Dan smacks his lips together, clasping his hands. “If it helps to hear, he’s a mess, too.”

I want to act like I don’t care. That this information is irrelevant and uninteresting to me. But the truth is, my hardened heart splits open a little at the thought of him being upset.

“It does help,” I admit reluctantly.

Dan snickers. “He didn’t go about it the right way.”

Those words set off the anger I’ve been trying to tamp down every day this week, and I sit up to face him directly.

“Go about what the right way? When he missed the one thing I was terrified to do and swore he would be at? The part where he convinced me it wasn’t for show?

Or the part where he kissed his ex-girlfriend in front of everyone?

I was so . . .” I can’t finish the words, instead choosing to bite my lip violently to stem tears and distract my brain from reliving what were some of the most wonderful moments of my life to date.

“We had a contract. We fulfilled our obligations. It’s over. ”

I glance down at my red-raw fingernails, furious at myself for tearing them down to the quick again. That’s what Noah Fucking King did. He also ruined my nails.

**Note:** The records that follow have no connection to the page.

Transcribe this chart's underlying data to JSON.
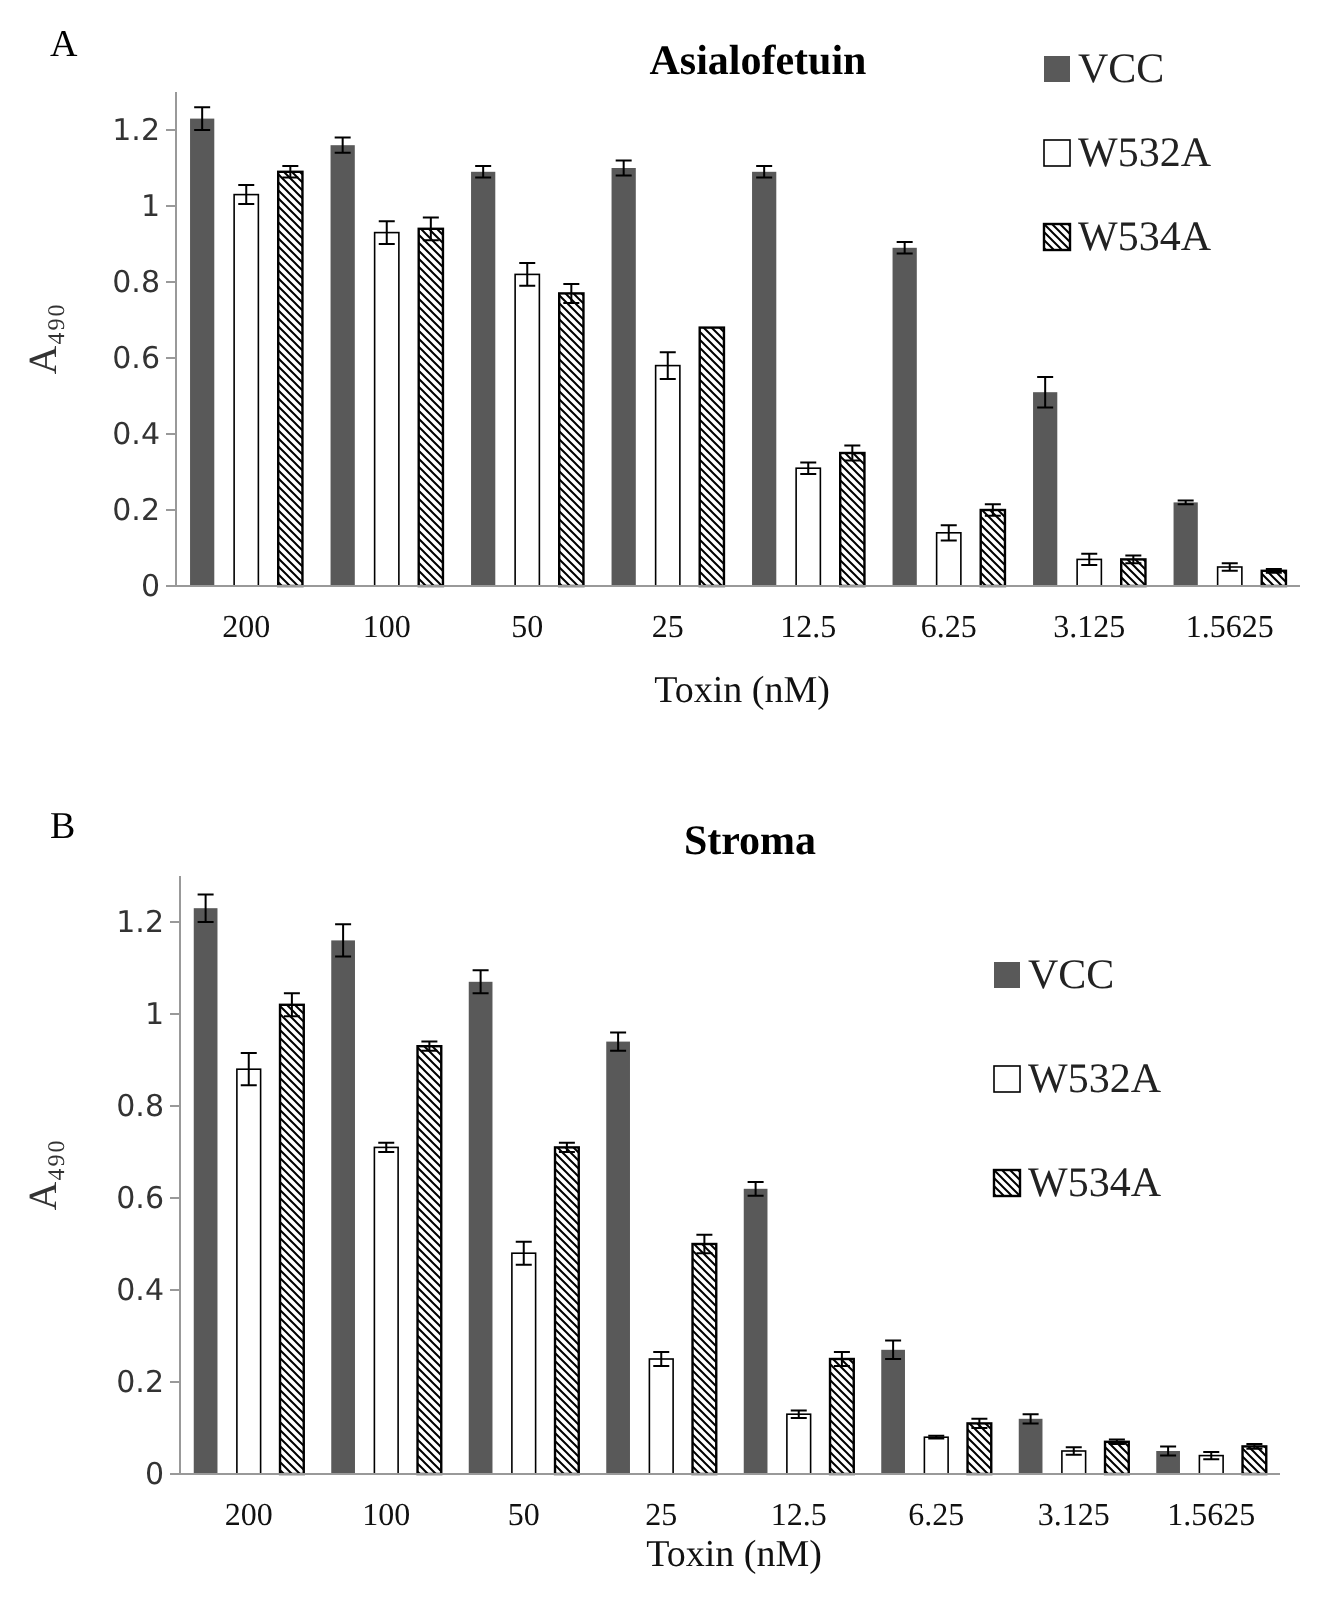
{
  "chart_data": [
    {
      "type": "bar",
      "title": "Asialofetuin",
      "xlabel": "Toxin (nM)",
      "ylabel": "A₄₉₀",
      "annotations": [
        "A"
      ],
      "categories": [
        "200",
        "100",
        "50",
        "25",
        "12.5",
        "6.25",
        "3.125",
        "1.5625"
      ],
      "ylim": [
        0,
        1.3
      ],
      "yticks": [
        0,
        0.2,
        0.4,
        0.6,
        0.8,
        1,
        1.2
      ],
      "grid": false,
      "legend": "top right",
      "series": [
        {
          "name": "VCC",
          "color": "#595959",
          "values": [
            1.23,
            1.16,
            1.09,
            1.1,
            1.09,
            0.89,
            0.51,
            0.22
          ],
          "errors": [
            0.03,
            0.02,
            0.015,
            0.02,
            0.015,
            0.015,
            0.04,
            0.005
          ]
        },
        {
          "name": "W532A",
          "color": "#ffffff",
          "values": [
            1.03,
            0.93,
            0.82,
            0.58,
            0.31,
            0.14,
            0.07,
            0.05
          ],
          "errors": [
            0.025,
            0.03,
            0.03,
            0.035,
            0.015,
            0.02,
            0.015,
            0.01
          ]
        },
        {
          "name": "W534A",
          "color": "#000000",
          "values": [
            1.09,
            0.94,
            0.77,
            0.68,
            0.35,
            0.2,
            0.07,
            0.04
          ],
          "errors": [
            0.015,
            0.03,
            0.025,
            null,
            0.02,
            0.015,
            0.01,
            0.005
          ]
        }
      ]
    },
    {
      "type": "bar",
      "title": "Stroma",
      "xlabel": "Toxin (nM)",
      "ylabel": "A₄₉₀",
      "annotations": [
        "B"
      ],
      "categories": [
        "200",
        "100",
        "50",
        "25",
        "12.5",
        "6.25",
        "3.125",
        "1.5625"
      ],
      "ylim": [
        0,
        1.3
      ],
      "yticks": [
        0,
        0.2,
        0.4,
        0.6,
        0.8,
        1,
        1.2
      ],
      "grid": false,
      "legend": "right",
      "series": [
        {
          "name": "VCC",
          "color": "#595959",
          "values": [
            1.23,
            1.16,
            1.07,
            0.94,
            0.62,
            0.27,
            0.12,
            0.05
          ],
          "errors": [
            0.03,
            0.035,
            0.025,
            0.02,
            0.015,
            0.02,
            0.01,
            0.01
          ]
        },
        {
          "name": "W532A",
          "color": "#ffffff",
          "values": [
            0.88,
            0.71,
            0.48,
            0.25,
            0.13,
            0.08,
            0.05,
            0.04
          ],
          "errors": [
            0.035,
            0.01,
            0.025,
            0.015,
            0.008,
            0.003,
            0.008,
            0.008
          ]
        },
        {
          "name": "W534A",
          "color": "#000000",
          "values": [
            1.02,
            0.93,
            0.71,
            0.5,
            0.25,
            0.11,
            0.07,
            0.06
          ],
          "errors": [
            0.025,
            0.01,
            0.01,
            0.02,
            0.015,
            0.01,
            0.005,
            0.005
          ]
        }
      ]
    }
  ]
}
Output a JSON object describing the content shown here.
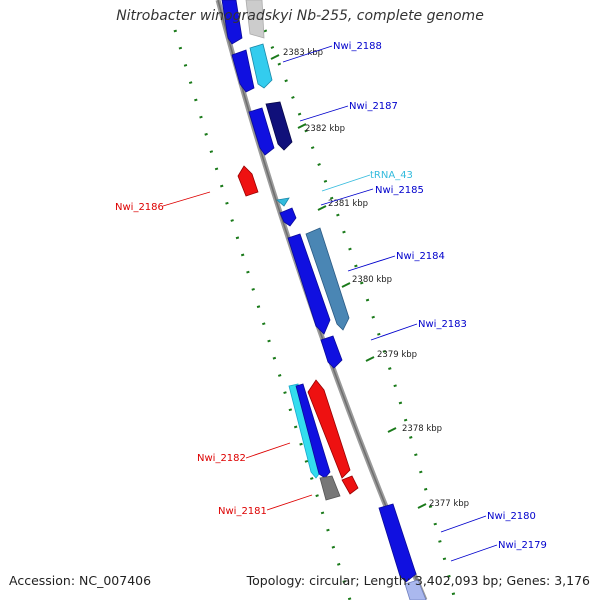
{
  "title": "Nitrobacter winogradskyi Nb-255, complete genome",
  "accession": "Accession: NC_007406",
  "summary": "Topology: circular; Length: 3,402,093 bp; Genes: 3,176",
  "tick_labels": [
    "2383 kbp",
    "2382 kbp",
    "2381 kbp",
    "2380 kbp",
    "2379 kbp",
    "2378 kbp",
    "2377 kbp"
  ],
  "colors": {
    "forward_gene": "#1010e0",
    "forward_gene_light": "#33ccee",
    "forward_gene_dark": "#10107a",
    "forward_gene_steel": "#4a86b4",
    "reverse_gene": "#ee1111",
    "trna": "#33bbdd",
    "backbone": "#8a8a8a",
    "ticks": "#1a7a1a",
    "label_forward": "#0000cc",
    "label_reverse": "#dd0000",
    "label_trna": "#33bbdd"
  },
  "genes": [
    {
      "name": "Nwi_2188",
      "strand": "forward"
    },
    {
      "name": "Nwi_2187",
      "strand": "forward"
    },
    {
      "name": "tRNA_43",
      "strand": "forward",
      "type": "tRNA"
    },
    {
      "name": "Nwi_2185",
      "strand": "forward"
    },
    {
      "name": "Nwi_2186",
      "strand": "reverse"
    },
    {
      "name": "Nwi_2184",
      "strand": "forward"
    },
    {
      "name": "Nwi_2183",
      "strand": "forward"
    },
    {
      "name": "Nwi_2182",
      "strand": "reverse"
    },
    {
      "name": "Nwi_2181",
      "strand": "reverse"
    },
    {
      "name": "Nwi_2180",
      "strand": "forward"
    },
    {
      "name": "Nwi_2179",
      "strand": "forward"
    }
  ]
}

“I can’t speak for him, but I can speak as his best friend,” Dan says. “I’ve never seen him as happy as when he was with you. That wasn’t pretend, Millie.”

I shake my head. “I don’t need to hear this again. I told you, it doesn’t matter anymore.”

Dan sighs loudly. “Yes, it does. All of it matters. You both deserve to give this another go, without that stupid contract in the way.”

“It wouldn’t work,” I argue. “We don’t even live in the same country and my trust is shattered with him. I doubt we can work through that while he’s in the middle of the most important thing in his life.”

“But you want to.” Dan waits for me to argue his point, but I can’t.

“It doesn’t matter,” I repeat. “I was humiliated, and Noah was under so much pressure. And the kiss, Dan. I know he said it was only two seconds, but think about it from my point of view.”

Dan lets out a long, loud sigh. “You’re going to kill me for this.” He ducks his head to avoid my hanging light on his way to the front door and heads straight out.

Perplexed, I lean forward, waiting to see if he’s going to return or leave me hanging with a cryptic last message. I hear him shuffle as he reapproaches the door and steps inside, followed by a slender, almost-floating woman with vibrant, red hair.

Sofia Carlson is standing in my foyer.